Per far fronte al persistente sentimento di distanza avvertito da molti cittadini nei confronti della complessa struttura di governo europea, le autorità politiche dell’Unione hanno avviato il 9 maggio 2021 la Conferenza sul futuro dell’Europa. L’idea di fondo è di promuovere una strategia di ascolto delle esigenze e delle preoccupazioni degli europei, tramite la creazione di una piattaforma digitale e l’organizzazione di diversi momenti di incontro con la società civile. Da questa fase di ascolto si dovrebbe passare all’individuazione di percorsi operativi di potenziamento degli strumenti d’azione dell’Unione. L’iniziativa può essere vista anche come una sorta di riconoscimento da parte delle classi dirigenti europee della persistenza di un serio problema di rappresentanza: visto che l’arena politica privilegiata per coinvolgere la cittadinanza nella discussione delle tematiche europee non può rimanere quella nazionale, e che le elezioni europee, però, sono ancora a metà del guado in termini di capacità di dar vita a uno spazio pubblico di discussione sovranazionale, si è ritenuto necessario sperimentare nuovi strumenti di partecipazione.
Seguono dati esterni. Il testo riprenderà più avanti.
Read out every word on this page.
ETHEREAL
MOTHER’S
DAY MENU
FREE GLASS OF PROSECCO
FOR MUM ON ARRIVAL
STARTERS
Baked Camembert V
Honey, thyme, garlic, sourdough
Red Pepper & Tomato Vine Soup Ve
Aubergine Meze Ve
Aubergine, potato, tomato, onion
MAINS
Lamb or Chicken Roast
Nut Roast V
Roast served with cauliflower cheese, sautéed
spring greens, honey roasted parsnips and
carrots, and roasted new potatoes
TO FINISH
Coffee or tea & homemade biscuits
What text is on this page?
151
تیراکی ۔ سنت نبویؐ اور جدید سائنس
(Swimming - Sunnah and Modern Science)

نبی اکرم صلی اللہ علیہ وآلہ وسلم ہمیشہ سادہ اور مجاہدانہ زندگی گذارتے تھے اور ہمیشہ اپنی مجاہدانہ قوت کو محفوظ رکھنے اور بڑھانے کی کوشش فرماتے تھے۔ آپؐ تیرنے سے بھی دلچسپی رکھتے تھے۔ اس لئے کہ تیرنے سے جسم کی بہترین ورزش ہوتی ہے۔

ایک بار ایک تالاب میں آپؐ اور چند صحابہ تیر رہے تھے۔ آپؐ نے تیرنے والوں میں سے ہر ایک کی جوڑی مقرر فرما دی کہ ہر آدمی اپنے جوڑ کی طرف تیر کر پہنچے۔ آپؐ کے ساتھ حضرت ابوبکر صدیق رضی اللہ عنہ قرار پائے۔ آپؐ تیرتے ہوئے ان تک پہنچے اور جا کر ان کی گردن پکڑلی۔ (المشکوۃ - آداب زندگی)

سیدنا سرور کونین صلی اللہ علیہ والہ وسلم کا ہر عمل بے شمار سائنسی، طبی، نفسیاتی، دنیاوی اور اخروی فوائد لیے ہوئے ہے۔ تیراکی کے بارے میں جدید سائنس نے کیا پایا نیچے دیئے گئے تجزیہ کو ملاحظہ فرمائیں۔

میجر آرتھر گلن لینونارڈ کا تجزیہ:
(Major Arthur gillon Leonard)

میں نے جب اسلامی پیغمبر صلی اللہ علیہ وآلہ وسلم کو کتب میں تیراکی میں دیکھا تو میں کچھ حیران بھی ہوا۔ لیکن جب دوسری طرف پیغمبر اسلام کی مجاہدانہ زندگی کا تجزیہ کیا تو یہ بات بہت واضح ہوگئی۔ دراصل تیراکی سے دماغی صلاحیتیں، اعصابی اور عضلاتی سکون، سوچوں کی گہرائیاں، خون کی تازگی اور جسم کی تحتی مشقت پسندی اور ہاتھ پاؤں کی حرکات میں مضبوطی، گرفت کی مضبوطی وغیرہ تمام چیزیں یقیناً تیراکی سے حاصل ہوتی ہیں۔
Un tentativo di approfondimento del dialogo con la società civile si era avuto durante l’esperienza della Convenzione europea del 2002-2003, che aveva redatto un progetto di Costituzione per l’Europa che - adottato con alcune modifiche dalla successiva conferenza intergovernativa - era stato però bocciato nei referendum di ratifica del 2005 in Francia e Olanda (cfr. Barber, Cahill, Ekins 2019): in quel caso, il canale di comunicazione con l’opinione pubblica si era evidentemente rivelato difettoso (cfr. Scicluna 2015). In considerazione di quello sfortunato precedente, l’esperienza appena avviata intende porre maggiormente i cittadini al centro della scena. L’importante, tuttavia, è che coloro che a livello politico dovranno tirare le fila in termini operativi di questa ambiziosa fase di dialogo non sfuggano alle loro responsabilità: rappresentare i cittadini europei significa anche mostrare di essere in grado di trovare le soluzioni adeguate per far fronte alle sfide che ha di fronte a sé l’Unione, con idee e visioni che siano all’altezza dei progetti che dopo la seconda guerra mondiale furono all’origine dell’avventura comunitaria.